LIFE

Petting a cat or dog as little as 10 minutes reduces stress, study shows

Even 10 minutes of interacting with cats and dogs can significantly reduce a person's stress hormone level, according to a study of college students published last month.

Research conducted among 294 students by a group of scientists at Washington State University demonstrated the positive impact of interacting with pets, as published in the AERA Open journal in June.

The study is the first to demonstrate a reduction in the level of cortisol, a stress hormone, during a real-life intervention rather than in a laboratory setting, a report on Monday by Science Daily research website said.

The participants in the study were randomly divided into four groups. The first group had hands-on interaction with cats and dogs in small groups for 10 minutes – petting, playing or just being with the pets. The second group observed others interacting with the animals while they waited in line for their turn.
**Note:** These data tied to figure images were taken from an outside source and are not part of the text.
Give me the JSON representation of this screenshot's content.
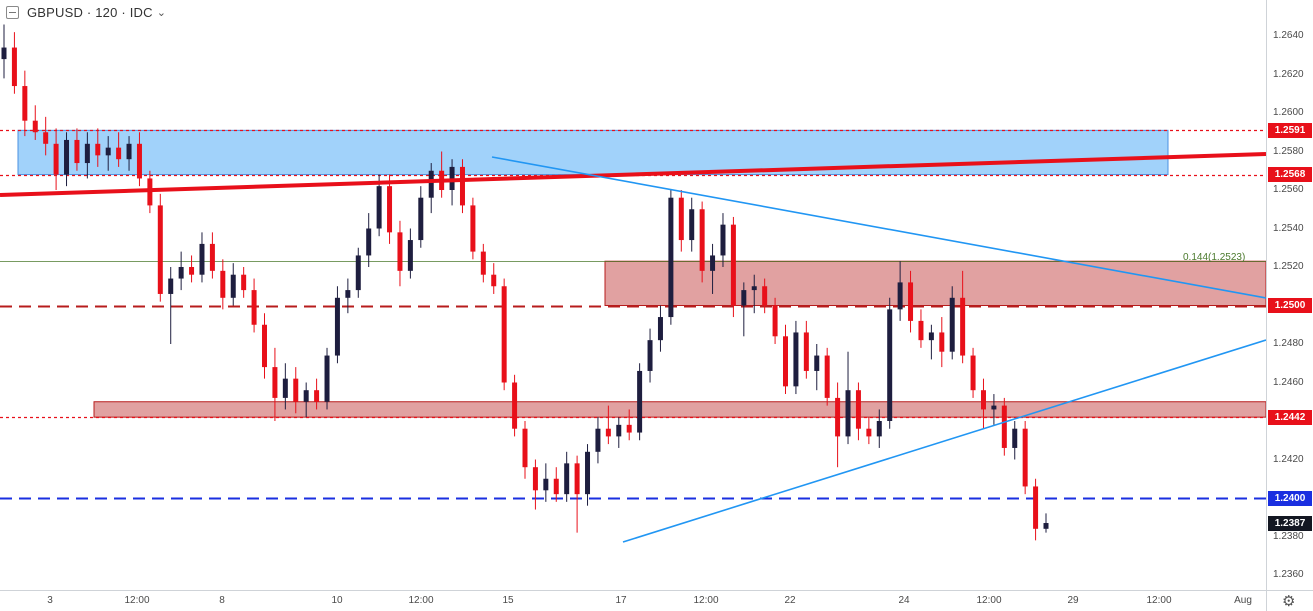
{
  "legend": {
    "symbol": "GBPUSD",
    "interval": "120",
    "source": "IDC",
    "separator": "·"
  },
  "price_axis": {
    "ticks": [
      "1.2640",
      "1.2620",
      "1.2600",
      "1.2580",
      "1.2560",
      "1.2540",
      "1.2520",
      "1.2480",
      "1.2460",
      "1.2420",
      "1.2380",
      "1.2360"
    ],
    "tick_values": [
      1.264,
      1.262,
      1.26,
      1.258,
      1.256,
      1.254,
      1.252,
      1.248,
      1.246,
      1.242,
      1.238,
      1.236
    ],
    "badges": [
      {
        "label": "1.2591",
        "value": 1.2591,
        "color": "#e8101a"
      },
      {
        "label": "1.2568",
        "value": 1.2568,
        "color": "#e8101a"
      },
      {
        "label": "1.2500",
        "value": 1.25,
        "color": "#e8101a"
      },
      {
        "label": "1.2442",
        "value": 1.2442,
        "color": "#e8101a"
      },
      {
        "label": "1.2400",
        "value": 1.24,
        "color": "#1a2fe0"
      },
      {
        "label": "1.2387",
        "value": 1.2387,
        "color": "#131722"
      }
    ]
  },
  "time_axis": {
    "labels": [
      "3",
      "12:00",
      "8",
      "10",
      "12:00",
      "15",
      "17",
      "12:00",
      "22",
      "24",
      "12:00",
      "29",
      "12:00",
      "Aug"
    ]
  },
  "fib_label": "0.144(1.2523)",
  "chart_data": {
    "type": "candlestick",
    "symbol": "GBPUSD",
    "timeframe": "120",
    "y_range": [
      1.2355,
      1.266
    ],
    "horizontal_levels": [
      {
        "value": 1.2591,
        "style": "dotted",
        "color": "#e8101a"
      },
      {
        "value": 1.2568,
        "style": "dotted",
        "color": "#e8101a"
      },
      {
        "value": 1.25,
        "style": "dashed",
        "color": "#b71c1c"
      },
      {
        "value": 1.2442,
        "style": "dotted",
        "color": "#e8101a"
      },
      {
        "value": 1.24,
        "style": "dashed",
        "color": "#1a2fe0"
      },
      {
        "value": 1.2523,
        "style": "solid",
        "color": "#4b7a2d",
        "label": "0.144(1.2523)"
      }
    ],
    "zones": [
      {
        "from": 1.2568,
        "to": 1.2591,
        "color": "#90caf9"
      },
      {
        "from": 1.25,
        "to": 1.2523,
        "color": "#d98a8a"
      },
      {
        "from": 1.2442,
        "to": 1.245,
        "color": "#d98a8a"
      }
    ],
    "last_price": 1.2387,
    "candles": [
      [
        1.2628,
        1.2646,
        1.2618,
        1.2634
      ],
      [
        1.2634,
        1.2642,
        1.261,
        1.2614
      ],
      [
        1.2614,
        1.2622,
        1.2588,
        1.2596
      ],
      [
        1.2596,
        1.2604,
        1.2586,
        1.259
      ],
      [
        1.259,
        1.2598,
        1.2578,
        1.2584
      ],
      [
        1.2584,
        1.2592,
        1.256,
        1.2568
      ],
      [
        1.2568,
        1.259,
        1.2562,
        1.2586
      ],
      [
        1.2586,
        1.2592,
        1.257,
        1.2574
      ],
      [
        1.2574,
        1.259,
        1.2566,
        1.2584
      ],
      [
        1.2584,
        1.2592,
        1.2572,
        1.2578
      ],
      [
        1.2578,
        1.2588,
        1.257,
        1.2582
      ],
      [
        1.2582,
        1.259,
        1.2572,
        1.2576
      ],
      [
        1.2576,
        1.2588,
        1.257,
        1.2584
      ],
      [
        1.2584,
        1.259,
        1.2562,
        1.2566
      ],
      [
        1.2566,
        1.257,
        1.2548,
        1.2552
      ],
      [
        1.2552,
        1.2558,
        1.2502,
        1.2506
      ],
      [
        1.2506,
        1.252,
        1.248,
        1.2514
      ],
      [
        1.2514,
        1.2528,
        1.2508,
        1.252
      ],
      [
        1.252,
        1.2526,
        1.2512,
        1.2516
      ],
      [
        1.2516,
        1.2538,
        1.2512,
        1.2532
      ],
      [
        1.2532,
        1.2538,
        1.2514,
        1.2518
      ],
      [
        1.2518,
        1.2524,
        1.2498,
        1.2504
      ],
      [
        1.2504,
        1.2522,
        1.25,
        1.2516
      ],
      [
        1.2516,
        1.252,
        1.2504,
        1.2508
      ],
      [
        1.2508,
        1.2514,
        1.2486,
        1.249
      ],
      [
        1.249,
        1.2496,
        1.2462,
        1.2468
      ],
      [
        1.2468,
        1.2478,
        1.244,
        1.2452
      ],
      [
        1.2452,
        1.247,
        1.2446,
        1.2462
      ],
      [
        1.2462,
        1.2468,
        1.2444,
        1.245
      ],
      [
        1.245,
        1.246,
        1.2442,
        1.2456
      ],
      [
        1.2456,
        1.2462,
        1.2446,
        1.245
      ],
      [
        1.245,
        1.2478,
        1.2446,
        1.2474
      ],
      [
        1.2474,
        1.251,
        1.247,
        1.2504
      ],
      [
        1.2504,
        1.2514,
        1.2496,
        1.2508
      ],
      [
        1.2508,
        1.253,
        1.2504,
        1.2526
      ],
      [
        1.2526,
        1.2548,
        1.252,
        1.254
      ],
      [
        1.254,
        1.2568,
        1.2536,
        1.2562
      ],
      [
        1.2562,
        1.2568,
        1.2532,
        1.2538
      ],
      [
        1.2538,
        1.2544,
        1.251,
        1.2518
      ],
      [
        1.2518,
        1.254,
        1.2514,
        1.2534
      ],
      [
        1.2534,
        1.2562,
        1.253,
        1.2556
      ],
      [
        1.2556,
        1.2574,
        1.2548,
        1.257
      ],
      [
        1.257,
        1.258,
        1.2556,
        1.256
      ],
      [
        1.256,
        1.2576,
        1.2552,
        1.2572
      ],
      [
        1.2572,
        1.2576,
        1.2548,
        1.2552
      ],
      [
        1.2552,
        1.2556,
        1.2524,
        1.2528
      ],
      [
        1.2528,
        1.2532,
        1.2512,
        1.2516
      ],
      [
        1.2516,
        1.2522,
        1.2506,
        1.251
      ],
      [
        1.251,
        1.2514,
        1.2456,
        1.246
      ],
      [
        1.246,
        1.2464,
        1.2432,
        1.2436
      ],
      [
        1.2436,
        1.244,
        1.241,
        1.2416
      ],
      [
        1.2416,
        1.242,
        1.2394,
        1.2404
      ],
      [
        1.2404,
        1.2418,
        1.2398,
        1.241
      ],
      [
        1.241,
        1.2416,
        1.2398,
        1.2402
      ],
      [
        1.2402,
        1.2424,
        1.2398,
        1.2418
      ],
      [
        1.2418,
        1.2422,
        1.2382,
        1.2402
      ],
      [
        1.2402,
        1.2428,
        1.2396,
        1.2424
      ],
      [
        1.2424,
        1.2442,
        1.2418,
        1.2436
      ],
      [
        1.2436,
        1.2448,
        1.2428,
        1.2432
      ],
      [
        1.2432,
        1.2442,
        1.2426,
        1.2438
      ],
      [
        1.2438,
        1.2446,
        1.243,
        1.2434
      ],
      [
        1.2434,
        1.247,
        1.243,
        1.2466
      ],
      [
        1.2466,
        1.2488,
        1.246,
        1.2482
      ],
      [
        1.2482,
        1.25,
        1.2476,
        1.2494
      ],
      [
        1.2494,
        1.256,
        1.249,
        1.2556
      ],
      [
        1.2556,
        1.256,
        1.2528,
        1.2534
      ],
      [
        1.2534,
        1.2556,
        1.2528,
        1.255
      ],
      [
        1.255,
        1.2554,
        1.2512,
        1.2518
      ],
      [
        1.2518,
        1.2532,
        1.2506,
        1.2526
      ],
      [
        1.2526,
        1.2548,
        1.252,
        1.2542
      ],
      [
        1.2542,
        1.2546,
        1.2494,
        1.25
      ],
      [
        1.25,
        1.2512,
        1.2484,
        1.2508
      ],
      [
        1.2508,
        1.2516,
        1.2496,
        1.251
      ],
      [
        1.251,
        1.2514,
        1.2496,
        1.25
      ],
      [
        1.25,
        1.2504,
        1.248,
        1.2484
      ],
      [
        1.2484,
        1.249,
        1.2454,
        1.2458
      ],
      [
        1.2458,
        1.2492,
        1.2454,
        1.2486
      ],
      [
        1.2486,
        1.2492,
        1.2462,
        1.2466
      ],
      [
        1.2466,
        1.248,
        1.2456,
        1.2474
      ],
      [
        1.2474,
        1.2478,
        1.2448,
        1.2452
      ],
      [
        1.2452,
        1.246,
        1.2416,
        1.2432
      ],
      [
        1.2432,
        1.2476,
        1.2428,
        1.2456
      ],
      [
        1.2456,
        1.246,
        1.243,
        1.2436
      ],
      [
        1.2436,
        1.2442,
        1.2428,
        1.2432
      ],
      [
        1.2432,
        1.2446,
        1.2426,
        1.244
      ],
      [
        1.244,
        1.2504,
        1.2436,
        1.2498
      ],
      [
        1.2498,
        1.2523,
        1.2492,
        1.2512
      ],
      [
        1.2512,
        1.2518,
        1.2486,
        1.2492
      ],
      [
        1.2492,
        1.2498,
        1.2478,
        1.2482
      ],
      [
        1.2482,
        1.249,
        1.2472,
        1.2486
      ],
      [
        1.2486,
        1.2494,
        1.2468,
        1.2476
      ],
      [
        1.2476,
        1.251,
        1.2472,
        1.2504
      ],
      [
        1.2504,
        1.2518,
        1.247,
        1.2474
      ],
      [
        1.2474,
        1.2478,
        1.2452,
        1.2456
      ],
      [
        1.2456,
        1.2462,
        1.2436,
        1.2446
      ],
      [
        1.2446,
        1.2454,
        1.2438,
        1.2448
      ],
      [
        1.2448,
        1.2452,
        1.2422,
        1.2426
      ],
      [
        1.2426,
        1.244,
        1.242,
        1.2436
      ],
      [
        1.2436,
        1.244,
        1.2402,
        1.2406
      ],
      [
        1.2406,
        1.241,
        1.2378,
        1.2384
      ],
      [
        1.2384,
        1.2392,
        1.2382,
        1.2387
      ]
    ]
  }
}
The third group watched a slideshow of the same animals available during the intervention, while the fourth group was "wait-listed."
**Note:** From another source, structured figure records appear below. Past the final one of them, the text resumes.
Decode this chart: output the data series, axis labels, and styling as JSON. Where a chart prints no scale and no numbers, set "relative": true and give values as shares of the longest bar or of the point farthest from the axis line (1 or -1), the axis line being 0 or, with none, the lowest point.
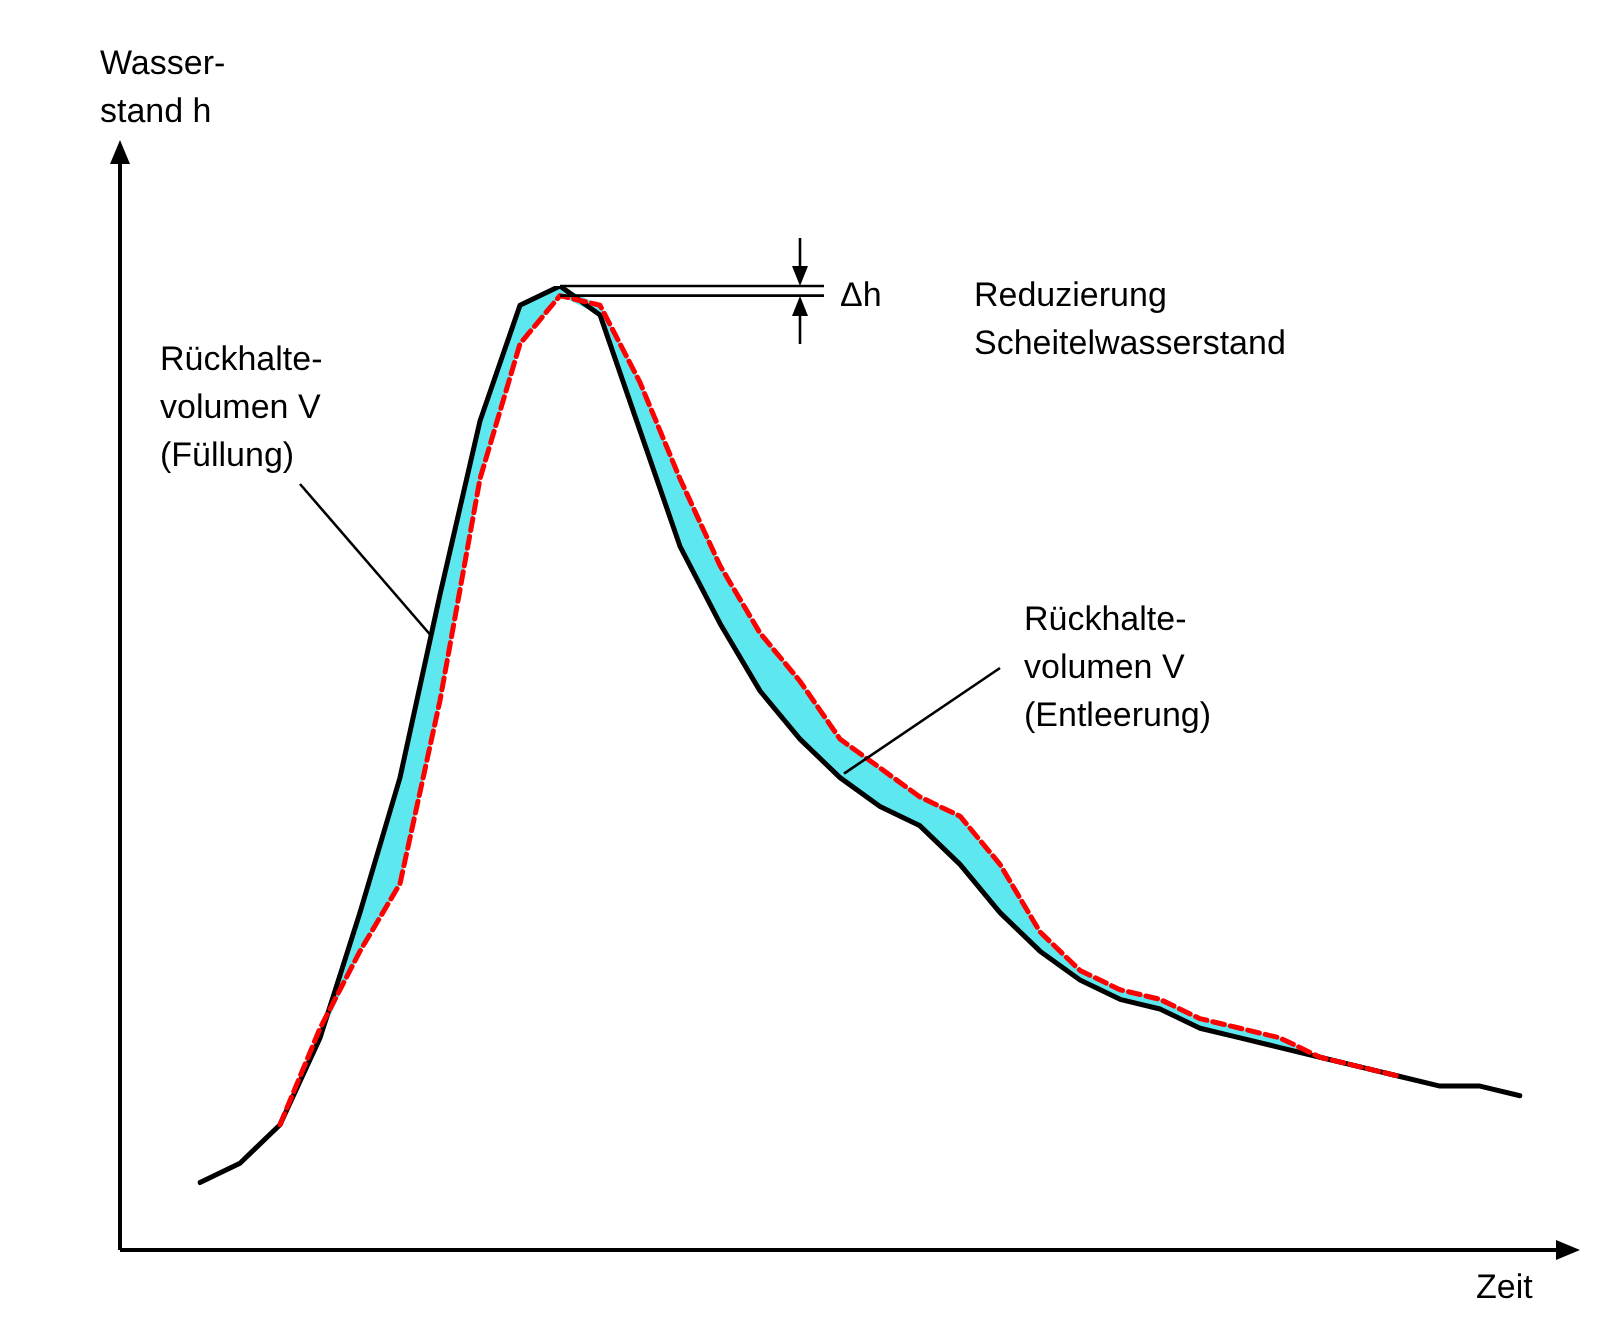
{
  "chart_data": {
    "type": "line",
    "relative": true,
    "tick_labels": false,
    "xlabel": "Zeit",
    "ylabel": "Wasser-\nstand h",
    "grid": false,
    "legend": false,
    "marker": "none",
    "categories": [
      null,
      null,
      null,
      null,
      null,
      null,
      null,
      null,
      null,
      null,
      null,
      null,
      null,
      null,
      null,
      null,
      null,
      null,
      null,
      null,
      null,
      null,
      null,
      null,
      null,
      null,
      null,
      null,
      null,
      null,
      null,
      null,
      null,
      null
    ],
    "annotations": [
      "Rückhalte-\nvolumen V\n(Füllung)",
      "Rückhalte-\nvolumen V\n(Entleerung)",
      "Δh",
      "Reduzierung\nScheitelwasserstand"
    ],
    "series": [
      {
        "color": "#000000",
        "values": [
          0.07,
          0.09,
          0.13,
          0.22,
          0.35,
          0.49,
          0.68,
          0.86,
          0.98,
          1,
          0.97,
          0.85,
          0.73,
          0.65,
          0.58,
          0.53,
          0.49,
          0.46,
          0.44,
          0.4,
          0.35,
          0.31,
          0.28,
          0.26,
          0.25,
          0.23,
          0.22,
          0.21,
          0.2,
          0.19,
          0.18,
          0.17,
          0.17,
          0.16
        ]
      },
      {
        "color": "#ff0000",
        "line_style": "dashed",
        "values": [
          null,
          null,
          0.13,
          0.23,
          0.31,
          0.38,
          0.57,
          0.8,
          0.94,
          0.99,
          0.98,
          0.9,
          0.8,
          0.71,
          0.64,
          0.59,
          0.53,
          0.5,
          0.47,
          0.45,
          0.4,
          0.33,
          0.29,
          0.27,
          0.26,
          0.24,
          0.23,
          0.22,
          0.2,
          0.19,
          0.18,
          null,
          null,
          null
        ],
        "lower": [
          null,
          null,
          0.13,
          0.22,
          0.31,
          0.38,
          0.57,
          0.8,
          0.94,
          0.99,
          0.97,
          0.85,
          0.73,
          0.65,
          0.58,
          0.53,
          0.49,
          0.46,
          0.44,
          0.4,
          0.35,
          0.31,
          0.28,
          0.26,
          0.25,
          0.23,
          0.22,
          0.21,
          0.2,
          0.19,
          0.18,
          null,
          null,
          null
        ],
        "upper": [
          null,
          null,
          0.13,
          0.23,
          0.35,
          0.49,
          0.68,
          0.86,
          0.98,
          1,
          0.98,
          0.9,
          0.8,
          0.71,
          0.64,
          0.59,
          0.53,
          0.5,
          0.47,
          0.45,
          0.4,
          0.33,
          0.29,
          0.27,
          0.26,
          0.24,
          0.23,
          0.22,
          0.2,
          0.19,
          0.18,
          null,
          null,
          null
        ]
      }
    ]
  }
}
Within the scope of the study, the researchers collected several salivary cortisol samples from each participant during the day, starting from the morning when they first woke up and then after the animal interaction in order to measure the cortisol level.

The researchers found that those who handled the cats and dogs had significantly lower cortisol levels after their 10-minute interaction, even those who began with very high levels of cortisol.
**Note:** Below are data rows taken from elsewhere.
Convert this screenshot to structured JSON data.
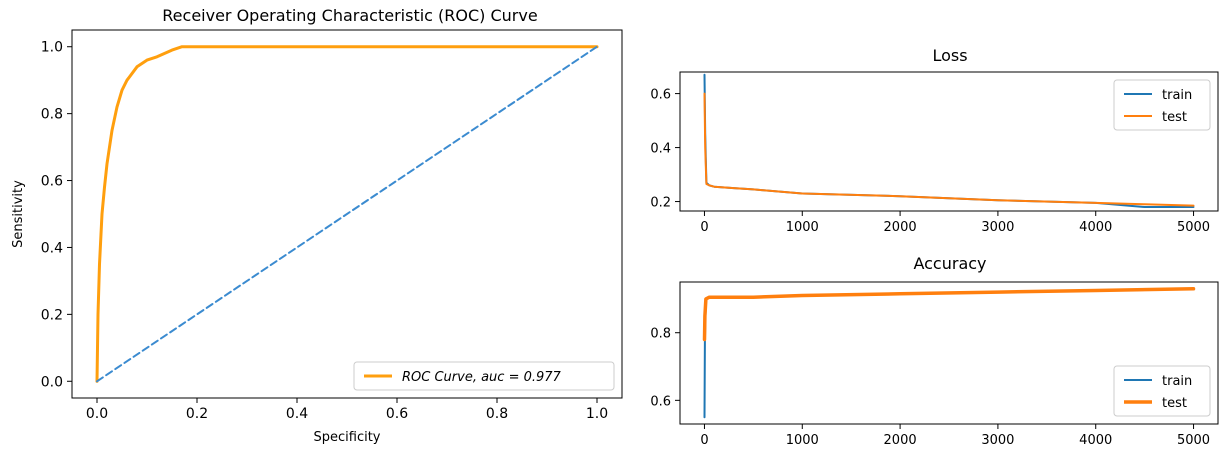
{
  "chart_data": [
    {
      "id": "roc",
      "type": "line",
      "title": "Receiver Operating Characteristic (ROC) Curve",
      "xlabel": "Specificity",
      "ylabel": "Sensitivity",
      "xlim": [
        -0.05,
        1.05
      ],
      "ylim": [
        -0.05,
        1.05
      ],
      "xticks": [
        0.0,
        0.2,
        0.4,
        0.6,
        0.8,
        1.0
      ],
      "yticks": [
        0.0,
        0.2,
        0.4,
        0.6,
        0.8,
        1.0
      ],
      "xtick_labels": [
        "0.0",
        "0.2",
        "0.4",
        "0.6",
        "0.8",
        "1.0"
      ],
      "ytick_labels": [
        "0.0",
        "0.2",
        "0.4",
        "0.6",
        "0.8",
        "1.0"
      ],
      "grid": false,
      "legend_position": "bottom-right",
      "series": [
        {
          "name": "ROC Curve, auc = 0.977",
          "color": "#ff9f0e",
          "style": "solid",
          "x": [
            0.0,
            0.002,
            0.005,
            0.01,
            0.015,
            0.02,
            0.03,
            0.04,
            0.05,
            0.06,
            0.08,
            0.1,
            0.12,
            0.15,
            0.17,
            0.2,
            0.5,
            1.0
          ],
          "y": [
            0.0,
            0.2,
            0.35,
            0.5,
            0.58,
            0.65,
            0.75,
            0.82,
            0.87,
            0.9,
            0.94,
            0.96,
            0.97,
            0.99,
            1.0,
            1.0,
            1.0,
            1.0
          ]
        },
        {
          "name": "",
          "color": "#3b8bd0",
          "style": "dashed",
          "x": [
            0.0,
            1.0
          ],
          "y": [
            0.0,
            1.0
          ]
        }
      ]
    },
    {
      "id": "loss",
      "type": "line",
      "title": "Loss",
      "xlabel": "",
      "ylabel": "",
      "xlim": [
        -250,
        5250
      ],
      "ylim": [
        0.165,
        0.68
      ],
      "xticks": [
        0,
        1000,
        2000,
        3000,
        4000,
        5000
      ],
      "yticks": [
        0.2,
        0.4,
        0.6
      ],
      "xtick_labels": [
        "0",
        "1000",
        "2000",
        "3000",
        "4000",
        "5000"
      ],
      "ytick_labels": [
        "0.2",
        "0.4",
        "0.6"
      ],
      "grid": false,
      "legend_position": "top-right",
      "series": [
        {
          "name": "train",
          "color": "#1f77b4",
          "x": [
            0,
            8,
            20,
            50,
            100,
            300,
            500,
            1000,
            2000,
            3000,
            4000,
            4500,
            5000
          ],
          "y": [
            0.67,
            0.45,
            0.27,
            0.26,
            0.255,
            0.25,
            0.245,
            0.23,
            0.22,
            0.205,
            0.195,
            0.18,
            0.18
          ]
        },
        {
          "name": "test",
          "color": "#ff7f0e",
          "x": [
            0,
            8,
            20,
            50,
            100,
            300,
            500,
            1000,
            2000,
            3000,
            4000,
            4500,
            5000
          ],
          "y": [
            0.6,
            0.4,
            0.265,
            0.26,
            0.255,
            0.25,
            0.245,
            0.23,
            0.22,
            0.205,
            0.195,
            0.19,
            0.185
          ]
        }
      ]
    },
    {
      "id": "accuracy",
      "type": "line",
      "title": "Accuracy",
      "xlabel": "",
      "ylabel": "",
      "xlim": [
        -250,
        5250
      ],
      "ylim": [
        0.53,
        0.95
      ],
      "xticks": [
        0,
        1000,
        2000,
        3000,
        4000,
        5000
      ],
      "yticks": [
        0.6,
        0.8
      ],
      "xtick_labels": [
        "0",
        "1000",
        "2000",
        "3000",
        "4000",
        "5000"
      ],
      "ytick_labels": [
        "0.6",
        "0.8"
      ],
      "grid": false,
      "legend_position": "bottom-right",
      "series": [
        {
          "name": "train",
          "color": "#1f77b4",
          "x": [
            0,
            5,
            15,
            50,
            500,
            1000,
            2000,
            3000,
            4000,
            5000
          ],
          "y": [
            0.55,
            0.78,
            0.9,
            0.905,
            0.905,
            0.91,
            0.915,
            0.92,
            0.925,
            0.93
          ]
        },
        {
          "name": "test",
          "color": "#ff7f0e",
          "x": [
            0,
            5,
            15,
            50,
            500,
            1000,
            2000,
            3000,
            4000,
            5000
          ],
          "y": [
            0.78,
            0.85,
            0.9,
            0.905,
            0.905,
            0.91,
            0.915,
            0.92,
            0.925,
            0.93
          ]
        }
      ]
    }
  ]
}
"Just 10 minutes can have a significant impact," Patricia Pendry, an associate professor from WSU's Department of Human Development, was quoted by Science Daily.

"Students in our study that interacted with cats and dogs had a significant reduction in cortisol, a major stress hormone," she said.

Pendry said the team already knew that student enjoy interacting with animals and that it gives them more positive emotions.

"What we wanted to learn was whether this exposure would help students reduce their stress in a less subjective way. And it did, which is exciting because the reduction of stress hormones may, over time, have significant benefits for physical and mental health," she explained.

The next step in Pendry's team's research is to conduct and observe a four-week-long animal-assisted stress prevention program.